As it turned out, another customer stepped into the breach, but Tomago's outspoken chief executive Matt Howell says the smelter has become an increasing focus of "demand management" - an innocuous phrase to describe the anything-but-innocuous practice of having big industrial users reduce their power use, often at short notice.
Deliberately using Tomago smelter as "the state's biggest battery" would have been unthinkable just a few years ago, but federal Energy Minister Angus Taylor announced a similar deal on Monday when he confirmed Victoria's Portland aluminium smelter would be paid up to $76.8 million over four years in exchange for the ability to use its potlines as a battery during that time.
The rough mathematics appear compelling.
Tesla's famous South Australian battery had an estimated cost of $90 million.
Various figures have been quoted - and the South Australian battery was not built for such a purpose - but its 100-megawatt nameplate capacity is widely accepted as enough to run Tomago, for about 12 minutes.
By comparison, Tomago could shut down a potline for up to three hours, if needed, making it the back-of-an-envelope equivalent of 15 South Australian batteries. And it has three potlines.
This is all speculation, and Tomago says its high voltage equipment needs upgrading to handle repeated switching off and on.

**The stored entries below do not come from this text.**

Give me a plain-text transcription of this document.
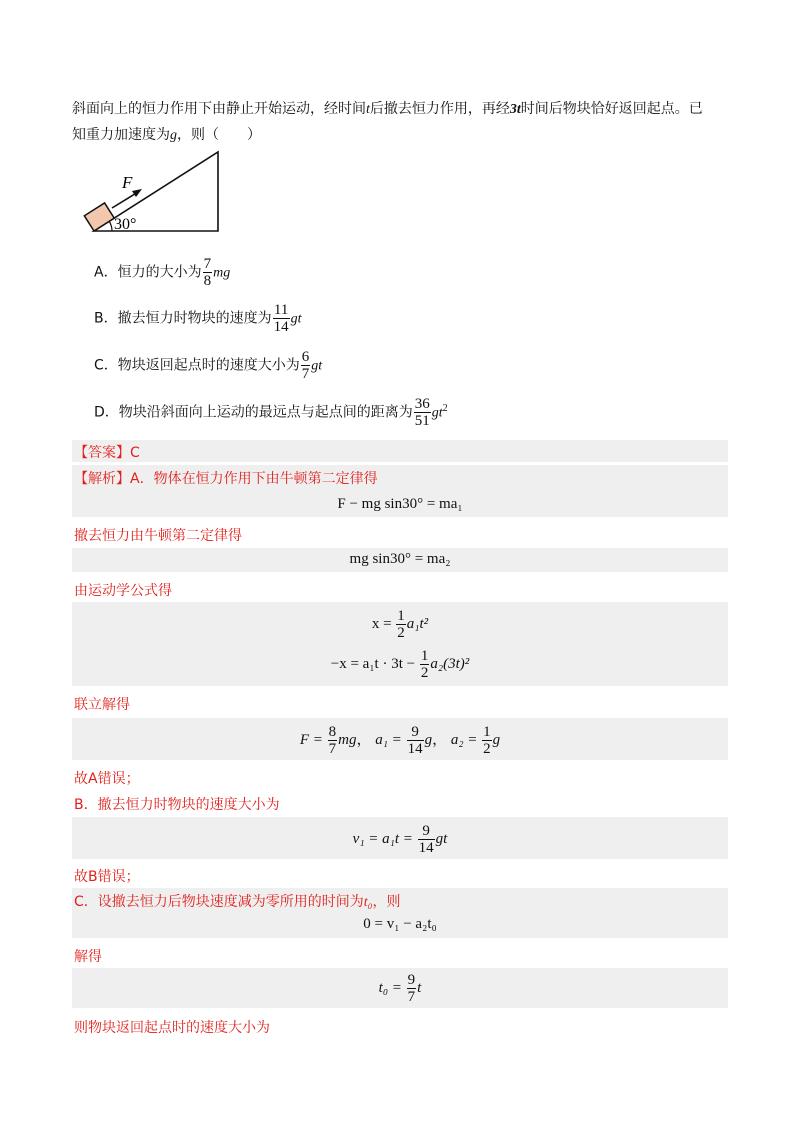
斜面向上的恒力作用下由静止开始运动，经时间t后撤去恒力作用，再经3t时间后物块恰好返回起点。已
知重力加速度为g，则（　　）
F
30°
A．恒力的大小为 $\frac{7}{8}$ mg
B．撤去恒力时物块的速度为 $\frac{11}{14}$ gt
C．物块返回起点时的速度大小为 $\frac{6}{7}$ gt
D．物块沿斜面向上运动的最远点与起点间的距离为 $\frac{36}{51} gt^2$
【答案】C
【解析】A．物体在恒力作用下由牛顿第二定律得
F − mg sin30° = ma₁
撤去恒力由牛顿第二定律得
mg sin30° = ma₂
由运动学公式得
$x = \frac{1}{2} a_1t^2$
$-x = a_1t \cdot 3t - \frac{1}{2} a_2(3t)^2$
联立解得
$F = \frac{8}{7}$ mg， $a_1 = \frac{9}{14}$ g， $a_2 = \frac{1}{2}$ g
故A错误；
B．撤去恒力时物块的速度大小为
$v_1 = a_1t = \frac{9}{14}$ gt
故B错误；
C．设撤去恒力后物块速度减为零所用的时间为t₀，则
0 = v₁ − a₂t₀
解得
$t_0 = \frac{9}{7}$ t
则物块返回起点时的速度大小为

But the Victorian deal shows what Canberra is considering, given the inherent instability of wind and solar power, whether the renewables lobby wants to admit it or not.
It might be speculation, but the state's power problems are very much in the here and now.
The apparent inability of the NSW grid to recover without cutting demand from Liddell's Thursday afternoon outage shows how serious the situation has become.